Here is the sentence that sums up Sarkozy's principle policy:
'Whoever doesn't love France can leave...'
You may remember that in the second half of the 1990s, the Nationalist Movement Party (MHP) would similarly tell people opposing the state policy on the Kurdish issue to 'love it or leave.'
Sarkozy plans to modernize the French economy to make it work better. He aims to get back the leadership Paris has lost. While doing this, he's set to follow a more conservative, right-wing policy that strains principles such as human rights and equality for foreigners, and that accepts foreigners only to the extent that it can make them 'French.'
Sarkozy's clearest policy is to keep Turkey out of Europe. No other EU country has been so unambiguous. As he sees it, Turkey is an Asian country. Furthermore, he argues, as its accession to the European family would upset balances in the EU, it should be kept outside.
Besides all this, he believes Armenians were subjected to a genocide and so says he will work to have Turkey punished.
These policies will poison Turkish-French relations in the coming years. France will be branded an enemy of Turks. This polarization will benefit both the EU opponents in Turkey and Turkey opponents in Europe. 'See how France will veto us. Let's drop our bid,' our EU-skeptics will say and increase their opposition. The two groups will feed on each other. The attempt to exclude Turkey from Europe will reach a high with Sarkozy.

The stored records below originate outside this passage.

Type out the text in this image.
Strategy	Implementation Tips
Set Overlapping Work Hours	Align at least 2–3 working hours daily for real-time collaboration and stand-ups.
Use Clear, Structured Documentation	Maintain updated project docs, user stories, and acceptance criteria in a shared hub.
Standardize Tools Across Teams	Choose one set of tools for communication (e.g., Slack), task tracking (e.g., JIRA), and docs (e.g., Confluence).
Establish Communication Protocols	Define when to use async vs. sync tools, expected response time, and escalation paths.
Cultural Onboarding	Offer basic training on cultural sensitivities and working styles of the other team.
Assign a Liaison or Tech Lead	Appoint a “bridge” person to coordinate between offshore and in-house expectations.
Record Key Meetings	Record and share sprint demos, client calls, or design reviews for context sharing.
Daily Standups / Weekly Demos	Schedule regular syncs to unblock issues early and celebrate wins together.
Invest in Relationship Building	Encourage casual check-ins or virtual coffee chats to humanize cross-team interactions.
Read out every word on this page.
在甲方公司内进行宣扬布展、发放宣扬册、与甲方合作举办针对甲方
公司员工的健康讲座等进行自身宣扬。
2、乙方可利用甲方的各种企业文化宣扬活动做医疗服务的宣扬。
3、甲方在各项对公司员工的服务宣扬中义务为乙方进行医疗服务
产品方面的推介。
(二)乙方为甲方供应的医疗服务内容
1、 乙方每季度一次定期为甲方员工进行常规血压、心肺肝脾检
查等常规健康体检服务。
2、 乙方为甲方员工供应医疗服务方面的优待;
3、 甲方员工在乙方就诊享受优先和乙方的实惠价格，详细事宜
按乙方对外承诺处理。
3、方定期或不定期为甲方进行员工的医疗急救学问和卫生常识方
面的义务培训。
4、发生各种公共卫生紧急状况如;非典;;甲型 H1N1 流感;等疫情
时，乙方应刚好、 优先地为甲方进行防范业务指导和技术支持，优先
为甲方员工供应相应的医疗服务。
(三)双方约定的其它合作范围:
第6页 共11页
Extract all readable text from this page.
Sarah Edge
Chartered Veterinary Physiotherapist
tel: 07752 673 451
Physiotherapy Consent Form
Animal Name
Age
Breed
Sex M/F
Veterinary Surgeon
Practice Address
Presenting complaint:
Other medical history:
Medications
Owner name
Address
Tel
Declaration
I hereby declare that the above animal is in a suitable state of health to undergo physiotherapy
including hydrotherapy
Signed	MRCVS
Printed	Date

Ankara's job will prove to be harder, but it won't be impossible. There are three reasons for this: 1. Sarkozy demonstrated that he couldn't halt our negotiation process. So wheels will continue to turn ... 2. Nobody can exclude a Turkey which has met the criteria based only on the reasoning that it is a Muslim country. 3. No government in Turkey can sever ties with the EU and halt the negotiations.
Our job will be harder, but the EU project will not die, as long as our government takes the necessary steps and completes the reforms. Sarkozy can't decide whether Turkey is European or not. We cannot give him this power."